Parece que sí, que tenía razón Walter Benjamin. En el mundo contemporáneo, la experiencia se encuentra en franca declinación. Cada vez es más difícil encontrar a alguien que sepa contar bien una historia extraordinaria. En parte, vamos a admitirlo, porque la vida ordinaria nos traga, y a lo largo de los años y los días se torna poco menos que imposible que nos suceda alguna cosa que esté fuera de lo común. No pasa nada, no nos pasa nada. Pero también decae, o sucumbe redondamente, ese “arte de narrar” que Benjamin selló para siempre en la imagen imborrable de los soldados que volvían mudos del frente de batalla, no más ricos, sino más pobres en experiencias transmisibles. De todo eso que habían vivido, y que había sido para ellos tan atroz como completamente nuevo, nada les quedaba que pudiesen narrar en el regreso.
No obstante perdura hasta hoy, y hasta refulge, el prestigio de la experiencia vital. En la literatura aparece bastante a menudo esa perentoria exaltación del vivir vidas intensas, en la certeza de que servirá de nutriente prodigioso para las narraciones literarias (las dotará de eso que, de acuerdo con este enfoque, importa y decide: las “buenas historias”). Queda de lado así la perspectiva opuesta, la de Madame Bovary, la de Don Quijote de la Mancha, de que la literatura fascina precisamente porque la vida es anodina o mustia, y en cualquier caso insuficiente.
No nos pasa nada, esa es la triste verdad. Por eso seguimos con tanta atención las eléctricas peripecias de las personas a las que sí les pasa algo. Por ejemplo, este domingo, a Omar “Gurí” Martínez, piloto de automovilismo. Qué le pasó: tuvo un accidente con su Ford en la carrera de Turismo Carretera. Fue en Nueve de Julio, provincia de Buenos Aires, y la rabiosa pirueta de su auto en colisión lo hizo volar y dar nada menos que cinco vueltas en el aire antes de quedar abatido y quieto.

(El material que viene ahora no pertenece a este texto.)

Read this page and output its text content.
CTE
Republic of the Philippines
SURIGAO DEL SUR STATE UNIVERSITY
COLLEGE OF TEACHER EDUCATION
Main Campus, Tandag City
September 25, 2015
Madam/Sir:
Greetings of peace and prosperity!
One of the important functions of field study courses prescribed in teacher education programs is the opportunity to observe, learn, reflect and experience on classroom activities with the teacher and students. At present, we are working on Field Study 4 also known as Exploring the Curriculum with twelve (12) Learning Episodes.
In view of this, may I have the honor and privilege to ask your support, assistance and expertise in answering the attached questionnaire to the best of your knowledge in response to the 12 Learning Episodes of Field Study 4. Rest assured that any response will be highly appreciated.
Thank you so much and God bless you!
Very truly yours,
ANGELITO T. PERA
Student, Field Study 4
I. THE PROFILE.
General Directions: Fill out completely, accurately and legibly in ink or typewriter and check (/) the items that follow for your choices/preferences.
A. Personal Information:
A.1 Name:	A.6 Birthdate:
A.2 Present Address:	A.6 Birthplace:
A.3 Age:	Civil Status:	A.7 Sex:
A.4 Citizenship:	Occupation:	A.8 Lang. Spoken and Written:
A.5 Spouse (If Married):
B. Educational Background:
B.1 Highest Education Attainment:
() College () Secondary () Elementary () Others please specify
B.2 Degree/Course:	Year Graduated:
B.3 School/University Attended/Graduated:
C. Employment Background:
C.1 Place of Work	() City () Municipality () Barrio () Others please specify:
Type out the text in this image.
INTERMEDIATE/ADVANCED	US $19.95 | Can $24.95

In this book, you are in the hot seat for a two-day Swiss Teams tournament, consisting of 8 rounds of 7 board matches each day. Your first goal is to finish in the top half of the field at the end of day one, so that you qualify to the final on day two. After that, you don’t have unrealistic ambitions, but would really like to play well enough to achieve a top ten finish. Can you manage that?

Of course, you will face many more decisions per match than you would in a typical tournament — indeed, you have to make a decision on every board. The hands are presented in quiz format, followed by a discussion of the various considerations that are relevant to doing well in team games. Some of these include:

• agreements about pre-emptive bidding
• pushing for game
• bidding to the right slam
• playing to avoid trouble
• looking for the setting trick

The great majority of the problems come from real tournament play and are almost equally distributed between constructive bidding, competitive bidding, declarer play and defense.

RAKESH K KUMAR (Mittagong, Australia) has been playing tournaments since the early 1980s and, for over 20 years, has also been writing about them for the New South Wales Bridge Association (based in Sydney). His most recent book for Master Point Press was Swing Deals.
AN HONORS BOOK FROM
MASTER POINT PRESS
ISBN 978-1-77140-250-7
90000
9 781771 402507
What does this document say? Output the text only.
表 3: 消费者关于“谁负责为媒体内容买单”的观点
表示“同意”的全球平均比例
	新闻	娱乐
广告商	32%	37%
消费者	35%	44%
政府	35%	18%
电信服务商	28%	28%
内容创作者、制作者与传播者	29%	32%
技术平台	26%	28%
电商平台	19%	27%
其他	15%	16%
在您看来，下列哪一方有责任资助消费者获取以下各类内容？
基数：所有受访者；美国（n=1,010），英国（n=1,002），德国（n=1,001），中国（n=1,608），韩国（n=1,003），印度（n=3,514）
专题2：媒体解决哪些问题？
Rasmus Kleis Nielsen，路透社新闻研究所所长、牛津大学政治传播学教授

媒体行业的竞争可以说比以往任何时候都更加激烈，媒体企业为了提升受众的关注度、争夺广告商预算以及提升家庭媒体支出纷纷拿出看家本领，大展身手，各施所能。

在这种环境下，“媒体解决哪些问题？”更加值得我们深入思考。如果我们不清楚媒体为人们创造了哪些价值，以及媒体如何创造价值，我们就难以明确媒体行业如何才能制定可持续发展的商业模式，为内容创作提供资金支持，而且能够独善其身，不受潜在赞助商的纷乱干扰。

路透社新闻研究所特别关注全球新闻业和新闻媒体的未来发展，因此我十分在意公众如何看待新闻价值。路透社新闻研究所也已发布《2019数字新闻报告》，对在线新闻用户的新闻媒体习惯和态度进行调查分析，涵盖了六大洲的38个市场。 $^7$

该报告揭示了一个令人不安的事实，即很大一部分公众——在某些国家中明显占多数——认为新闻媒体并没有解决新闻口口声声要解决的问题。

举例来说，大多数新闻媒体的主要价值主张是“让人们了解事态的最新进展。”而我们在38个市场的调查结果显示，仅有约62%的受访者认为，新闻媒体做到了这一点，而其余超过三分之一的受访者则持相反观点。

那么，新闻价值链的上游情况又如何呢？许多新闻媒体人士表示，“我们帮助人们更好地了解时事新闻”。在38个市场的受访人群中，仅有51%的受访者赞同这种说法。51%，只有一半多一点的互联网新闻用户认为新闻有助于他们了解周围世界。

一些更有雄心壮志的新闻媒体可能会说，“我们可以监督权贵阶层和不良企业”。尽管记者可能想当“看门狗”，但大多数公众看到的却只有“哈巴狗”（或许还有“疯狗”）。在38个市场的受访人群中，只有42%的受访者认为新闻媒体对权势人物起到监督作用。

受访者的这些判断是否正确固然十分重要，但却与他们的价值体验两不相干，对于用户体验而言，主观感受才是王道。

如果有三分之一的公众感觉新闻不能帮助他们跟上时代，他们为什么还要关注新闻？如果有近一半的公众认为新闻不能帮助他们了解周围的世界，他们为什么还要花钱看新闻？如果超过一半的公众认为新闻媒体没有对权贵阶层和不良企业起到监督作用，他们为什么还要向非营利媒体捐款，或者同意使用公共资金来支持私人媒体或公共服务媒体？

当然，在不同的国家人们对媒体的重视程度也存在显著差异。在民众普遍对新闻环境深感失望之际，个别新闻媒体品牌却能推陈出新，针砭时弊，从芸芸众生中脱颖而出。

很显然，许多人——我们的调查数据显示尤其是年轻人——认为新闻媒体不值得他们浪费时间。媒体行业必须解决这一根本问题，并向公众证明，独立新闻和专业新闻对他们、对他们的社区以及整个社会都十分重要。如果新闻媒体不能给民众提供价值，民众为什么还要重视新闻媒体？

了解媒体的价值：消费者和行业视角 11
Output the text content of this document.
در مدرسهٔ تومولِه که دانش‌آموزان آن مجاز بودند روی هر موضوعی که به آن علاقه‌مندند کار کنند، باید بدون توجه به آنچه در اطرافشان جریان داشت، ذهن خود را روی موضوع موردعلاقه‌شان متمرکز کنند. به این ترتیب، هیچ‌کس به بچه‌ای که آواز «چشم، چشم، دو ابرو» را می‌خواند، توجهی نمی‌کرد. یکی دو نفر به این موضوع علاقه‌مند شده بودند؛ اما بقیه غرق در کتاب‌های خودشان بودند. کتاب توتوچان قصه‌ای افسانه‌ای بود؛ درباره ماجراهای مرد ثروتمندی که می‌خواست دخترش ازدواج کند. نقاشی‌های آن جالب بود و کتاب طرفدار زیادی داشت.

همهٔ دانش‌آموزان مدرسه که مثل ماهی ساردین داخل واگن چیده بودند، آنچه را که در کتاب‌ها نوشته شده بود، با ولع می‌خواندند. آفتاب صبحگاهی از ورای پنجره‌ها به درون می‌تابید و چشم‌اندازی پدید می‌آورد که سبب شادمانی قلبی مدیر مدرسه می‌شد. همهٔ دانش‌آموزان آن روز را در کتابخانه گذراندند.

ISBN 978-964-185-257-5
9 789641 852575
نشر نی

He ahí al “Gurí” Martínez. A él sí que le ha pasado algo. En procura del destello prodigioso de esa experiencia impar, la prensa acude e interroga. Le preguntan al “Gurí”: “¿Cómo es el día después del vuelco?”. Pero el “Gurí” contesta apocado: “Igual que los otros días”. Le consultan a continuación: “¿Qué sentiste en pleno vuelo?”. Pero el “Gurí” contesta apocado: “Nada en especial”. Porfían y le consultan por la duración de tanto dar vueltas: “¿No se te hizo muy angustiosa esa espera?”. Pero el “Gurí” contesta apocado: “No tanto como en otras situaciones”. No cejan y lo interrogan: “¿Te impresionó ver las filmaciones del vuelco?”. Pero el “Gurí” contesta apocado: “Algo”. Por no darse por vencidos lo interpelan: “¿Qué te hizo pensar este primer vuelco?”. Pero el “Gurí” contesta: “Nada”.
Esperábamos un Hemingway en el “Gurí” Martínez, pero él nos sorprende y se revela un remedo de Samuel Beckett. “Nada”, “algo”, “no tanto”: las palabras del “Gurí” se regodean en atenuaciones, si es que no en el vaciamiento absoluto. En vez de la vida, la adrenalina, la intensidad, en vez de la aventura y el abismo, en vez de la zozobra descomunal, esto otro: nada, algo, un poco. Corona sus declaraciones con una rara sabiduría, que un poco es de Oriente y otro poco es de barrio: “Son cosas que pasan”. Que es como si en cierto modo dijera: “No pasó nada”.
¿Qué vendría a ser entonces una experiencia de verdad? Quizá lo que postulaba Borges: matar en duelo, morir en duelo, o hacerse puta por una noche. Hay que ser Juan Dahlmann o hay que ser Emma Zunz. Lo demás es jauja. “Cosas que pasan".